The case study of Emily "Emma" Whitehead, age 7, offers hope for a new path against a stubborn form of leukemia, known as acute lymphoblastic leukemia (ALL), maybe even replacing the need for chemotherapy and bone marrow transplants someday.
But the research in the New England Journal of Medicine also describes an attempt at T cell reprogramming in another child who did not survive, pointing to the need for more research to improve on the therapies being tested.
ALL is the most common form of childhood cancer, and is often curable. However, the two children in this case study had a high-risk type that resists conventional treatments, so their parents enrolled them in the clinical trial.
"Emily remains healthy and cancer-free, 11 months after receiving bioengineered T cells that zeroed in on a target found in this type of leukemia," the University of Pennsylvania said in a statement.

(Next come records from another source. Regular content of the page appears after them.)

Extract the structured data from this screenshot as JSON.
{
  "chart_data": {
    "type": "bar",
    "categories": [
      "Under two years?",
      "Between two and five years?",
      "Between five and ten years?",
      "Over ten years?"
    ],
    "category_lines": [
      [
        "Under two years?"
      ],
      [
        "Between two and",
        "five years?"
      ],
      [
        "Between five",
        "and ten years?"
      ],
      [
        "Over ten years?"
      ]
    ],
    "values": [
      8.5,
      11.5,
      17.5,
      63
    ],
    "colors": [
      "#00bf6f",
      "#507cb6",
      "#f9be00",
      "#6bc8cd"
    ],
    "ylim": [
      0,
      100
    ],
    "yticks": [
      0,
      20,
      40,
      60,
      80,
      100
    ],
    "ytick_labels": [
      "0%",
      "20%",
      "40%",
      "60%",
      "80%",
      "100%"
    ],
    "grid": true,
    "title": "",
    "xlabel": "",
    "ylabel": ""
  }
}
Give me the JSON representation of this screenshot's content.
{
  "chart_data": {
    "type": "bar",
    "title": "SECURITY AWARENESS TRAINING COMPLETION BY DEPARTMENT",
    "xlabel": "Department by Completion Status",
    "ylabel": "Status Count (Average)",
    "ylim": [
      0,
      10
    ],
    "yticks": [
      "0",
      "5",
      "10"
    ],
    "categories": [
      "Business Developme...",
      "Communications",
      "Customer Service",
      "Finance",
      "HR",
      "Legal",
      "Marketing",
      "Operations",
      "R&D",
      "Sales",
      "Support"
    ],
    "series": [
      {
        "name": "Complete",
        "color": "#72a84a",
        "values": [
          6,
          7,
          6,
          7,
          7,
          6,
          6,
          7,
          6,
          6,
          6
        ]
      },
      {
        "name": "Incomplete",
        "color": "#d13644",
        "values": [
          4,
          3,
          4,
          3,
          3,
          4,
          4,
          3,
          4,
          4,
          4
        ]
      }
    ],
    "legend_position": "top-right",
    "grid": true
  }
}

The second child in the two-person case study was a 10-year-old who also showed no evidence of cancer cells for two months after treatment but later suffered a fatal relapse when the cancer returned in the form of leukemia cells that did not harbor the specific cell receptor targeted by the therapy.
"This study describes how these cells have a potent anticancer effect in children," said co-first author Stephan Grupp of The Children's Hospital of Philadelphia, where both patients took part in the clinical trial.
"However, we also learned that in some patients with ALL, we will need to further modify the treatment to target other molecules on the surface of leukemia cells."
The method works by taking some of the patient's own T-cells and re-engineering them to recognize and attack B cells, which have become cancerous and which express a surface protein called CD19.
Without reprogramming, T cells are unable to tackle cancer cells. But when the researchers modified them into CTL019 cells and returned them to the patients, they multiplied by the thousands. In Whitehead, they have persisted for months.
University of Pennsylvania scientists first developed this modified T cell therapy for use in adult patients with a different form of leukemia known as chronic lymphocytic leukemia (CLL).
In 2011, a small trial on three adults showed early success with the method. Two of those adult patients are still in remission more than 2.5 years later.